ALBUQUERQUE—U.S. Attorney Kenneth J. Gonzales and Carol K.O. Lee, Special Agent in Charge of the Albuquerque Division of the FBI, announced that a federal grand jury has indicted Jamie Estrada, 40, of Los Lunas on computer intrusion and false statement charges.
The charges against Estrada arise out of the interception of wire communications intended for others, including New Mexico Gov. Susana Martinez and members of her staff.
Counts one through 12 of the 14-count indictment allege that Estrada unlawfully intercepted wire communication intended for individuals who had e-mail accounts on an Internet domain owned by the governor’s political organization.
According to the indictment, the unlawful interceptions occurred between July 2011 and June 2012. Counts 13 and 14 charge Estrada with making false statements to the FBI in September 2012, in which he allegedly denied taking certain actions to unlawfully intercept wire communications as charged in counts one through 12 of the indictment. Estrada’s arraignment hearing has yet to be scheduled.
In announcing the indictment, U.S. Attorney Gonzales said, “This indictment reflects the high value that my office places on preserving the integrity of our electronic communications in a digital age. In a time when so much of our personal, professional, and financial information is repeatedly transmitted on a daily basis over e-mail and other means of wire communication, it is of paramount importance that we protect electronic information from being diverted, stolen, or otherwise misappropriated.”

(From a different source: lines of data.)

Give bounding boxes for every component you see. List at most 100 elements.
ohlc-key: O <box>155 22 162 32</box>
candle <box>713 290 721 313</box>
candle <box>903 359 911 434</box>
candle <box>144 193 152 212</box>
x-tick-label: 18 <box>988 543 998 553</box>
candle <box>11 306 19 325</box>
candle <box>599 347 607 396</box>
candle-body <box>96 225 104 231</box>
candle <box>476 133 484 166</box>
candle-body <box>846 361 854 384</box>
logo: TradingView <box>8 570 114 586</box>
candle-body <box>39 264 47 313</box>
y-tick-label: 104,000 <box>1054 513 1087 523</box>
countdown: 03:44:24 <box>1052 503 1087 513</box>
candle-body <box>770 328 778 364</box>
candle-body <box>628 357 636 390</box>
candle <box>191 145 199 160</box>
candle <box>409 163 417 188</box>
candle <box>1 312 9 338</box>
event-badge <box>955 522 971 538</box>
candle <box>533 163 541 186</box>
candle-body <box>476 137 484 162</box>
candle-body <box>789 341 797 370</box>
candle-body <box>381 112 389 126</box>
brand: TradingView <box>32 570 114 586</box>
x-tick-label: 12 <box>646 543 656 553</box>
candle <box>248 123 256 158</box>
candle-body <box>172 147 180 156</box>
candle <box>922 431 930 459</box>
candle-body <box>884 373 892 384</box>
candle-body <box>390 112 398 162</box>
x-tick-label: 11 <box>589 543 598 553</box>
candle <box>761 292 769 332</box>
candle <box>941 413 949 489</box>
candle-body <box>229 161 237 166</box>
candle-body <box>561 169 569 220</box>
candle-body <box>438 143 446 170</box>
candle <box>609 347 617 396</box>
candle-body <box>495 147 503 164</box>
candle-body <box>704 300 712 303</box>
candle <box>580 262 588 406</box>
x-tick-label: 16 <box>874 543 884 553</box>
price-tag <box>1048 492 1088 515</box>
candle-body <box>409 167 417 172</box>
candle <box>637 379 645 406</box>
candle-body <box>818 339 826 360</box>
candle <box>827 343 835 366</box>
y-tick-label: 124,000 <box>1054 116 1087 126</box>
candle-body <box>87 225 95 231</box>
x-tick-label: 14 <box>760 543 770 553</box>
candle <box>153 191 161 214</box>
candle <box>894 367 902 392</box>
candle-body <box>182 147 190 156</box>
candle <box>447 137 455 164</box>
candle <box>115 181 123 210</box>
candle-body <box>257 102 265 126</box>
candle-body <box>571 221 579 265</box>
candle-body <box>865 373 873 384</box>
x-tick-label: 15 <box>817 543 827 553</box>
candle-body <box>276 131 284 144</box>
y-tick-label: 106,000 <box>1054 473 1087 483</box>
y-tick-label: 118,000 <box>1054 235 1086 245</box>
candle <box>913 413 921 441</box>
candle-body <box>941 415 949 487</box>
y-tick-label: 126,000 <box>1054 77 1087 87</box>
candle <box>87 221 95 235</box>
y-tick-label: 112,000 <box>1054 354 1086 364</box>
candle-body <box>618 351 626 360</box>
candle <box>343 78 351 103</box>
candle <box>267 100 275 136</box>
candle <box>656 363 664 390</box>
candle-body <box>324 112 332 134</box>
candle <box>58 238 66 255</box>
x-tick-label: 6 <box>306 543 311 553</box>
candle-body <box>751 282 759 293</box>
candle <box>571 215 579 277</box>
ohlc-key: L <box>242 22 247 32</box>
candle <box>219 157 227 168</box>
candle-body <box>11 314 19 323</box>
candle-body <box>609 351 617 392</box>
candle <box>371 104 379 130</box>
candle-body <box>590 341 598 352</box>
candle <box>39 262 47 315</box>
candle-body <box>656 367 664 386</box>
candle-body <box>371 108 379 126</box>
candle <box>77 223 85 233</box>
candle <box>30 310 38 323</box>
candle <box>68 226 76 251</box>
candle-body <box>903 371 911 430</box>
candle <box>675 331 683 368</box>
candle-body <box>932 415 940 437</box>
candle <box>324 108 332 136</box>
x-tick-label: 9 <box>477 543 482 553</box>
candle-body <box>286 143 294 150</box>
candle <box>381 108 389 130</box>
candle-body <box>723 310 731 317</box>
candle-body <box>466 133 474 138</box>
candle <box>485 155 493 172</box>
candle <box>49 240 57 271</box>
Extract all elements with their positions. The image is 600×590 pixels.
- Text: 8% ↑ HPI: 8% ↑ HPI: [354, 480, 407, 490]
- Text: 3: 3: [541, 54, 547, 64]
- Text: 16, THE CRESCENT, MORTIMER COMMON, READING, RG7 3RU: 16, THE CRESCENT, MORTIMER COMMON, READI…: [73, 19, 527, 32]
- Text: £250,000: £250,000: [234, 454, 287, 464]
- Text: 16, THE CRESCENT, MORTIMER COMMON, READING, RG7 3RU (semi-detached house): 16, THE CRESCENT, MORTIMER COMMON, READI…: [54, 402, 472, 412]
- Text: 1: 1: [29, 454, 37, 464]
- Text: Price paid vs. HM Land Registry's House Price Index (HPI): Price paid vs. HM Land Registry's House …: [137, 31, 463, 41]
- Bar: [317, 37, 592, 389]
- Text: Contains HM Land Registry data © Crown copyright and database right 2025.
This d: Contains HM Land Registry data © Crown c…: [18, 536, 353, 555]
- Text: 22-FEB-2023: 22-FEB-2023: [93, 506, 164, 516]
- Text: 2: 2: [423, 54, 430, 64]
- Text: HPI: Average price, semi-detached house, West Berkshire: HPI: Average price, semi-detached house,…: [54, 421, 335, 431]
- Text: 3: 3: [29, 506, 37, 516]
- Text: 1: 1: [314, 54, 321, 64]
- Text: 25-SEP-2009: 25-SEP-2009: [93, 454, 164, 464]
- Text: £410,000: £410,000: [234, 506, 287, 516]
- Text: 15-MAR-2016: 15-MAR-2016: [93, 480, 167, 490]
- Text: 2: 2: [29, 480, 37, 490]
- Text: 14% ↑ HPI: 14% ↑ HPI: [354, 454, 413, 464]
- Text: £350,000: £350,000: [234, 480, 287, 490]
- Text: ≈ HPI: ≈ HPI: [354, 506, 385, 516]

Special Agent in Charge Lee added, “Thousands of intrusions into corporate networks, personal computers, and government systems occur daily, threatening our privacy, business secrets, and even national security. The Albuquerque FBI Division has devoted considerable resources into confronting this growing cyber threat, which is why this indictment today is so important to us. I would like to congratulate the FBI special agents and professional staff for their hard work on this case, as well as the U.S. Attorney’s Office. The FBI will continue to aggressively pursue individuals who would violate other people’s privacy not by breaking into homes and offices but by sneaking into computers and wireless devices.”
According to the indictment, in summer 2009, Governor Martinez, who was then the District Attorney in Dona Ana County, New Mexico, began assembling a political campaign as she prepared to enter the November 2010 gubernatorial race.
In July 2009, one of the governor’s early political supporters registered an Internet domain that was designated as www.susana2010.com (the domain) for a two-year period through an online service. The supporter then donated the domain, including its username and password, to the governor’s political organization. The username and password were required for making administrative changes to the domain, including posting content to the domain’s website and creating e-mail accounts associated with the domain.
The username and password also were required to renew the registration for the domain, which was scheduled to expire on July 18, 2011. As the owner of the domain, the governor’s political organization had the exclusive right to renew the registration before it expired and during a 42-day grace period following the expiration date.
The indictment alleges that, during the gubernatorial campaign, the domain became an important tool for the governor’s political organization. Members of the campaign staff, including Gov. Martinez, maintained e-mail accounts on the domain, which they used to communicate with each other as well with the governor’s political supporters and the media. Estrada allegedly joined the governor’s political organization as the campaign manager in July 2009, and, in that capacity, was provided with the username and password for the domain. Estrada allegedly left the campaign in December 2009. Before his departure, the governor allegedly sent Estrada an e-mail requesting that he return all information belonging to the campaign, including any usernames and passwords to any accounts.
After Gov. Martinez was inaugurated in January 2011, the governor, members of her staff, and others continued to use the e-mail accounts associated with the domain. In July 2011, individuals who had e-mail accounts on the domain began receiving reports that e-mails sent to those accounts were bouncing back to the senders and soon determined that the e-mails were not getting delivered because the domain had expired. Their efforts to re-register the domain were unsuccessful because they could not locate or recall the domain’s username and password. In July 2011 and as part of their efforts to locate the username and password, the governor’s staff allegedly asked Estrada to provide this information, and Estrada allegedly refused to comply with the request.
According to the indictment, in late July 2011, Estrada allegedly used the username and password to renew the domain and to change the domain’s settings so that, instead of going to their intended recipients, incoming e-mail communications were directed to an e-mail account on a different domain that was controlled by Estrada. As a result, between late July 2011 and June 2012, Estrada allegedly received e-mail communications intended for recipients, including Gov. Martinez and members of her staff, who had e-mail accounts associated with the domain.
An indictment merely alleges that crimes have been committed, and a defendant is presumed innocent unless and until proven guilty beyond a reasonable doubt.
This case was investigated by the Albuquerque Division of the FBI and is being prosecuted by Assistant U.S. Attorneys John C. Anderson and Fred J. Federici.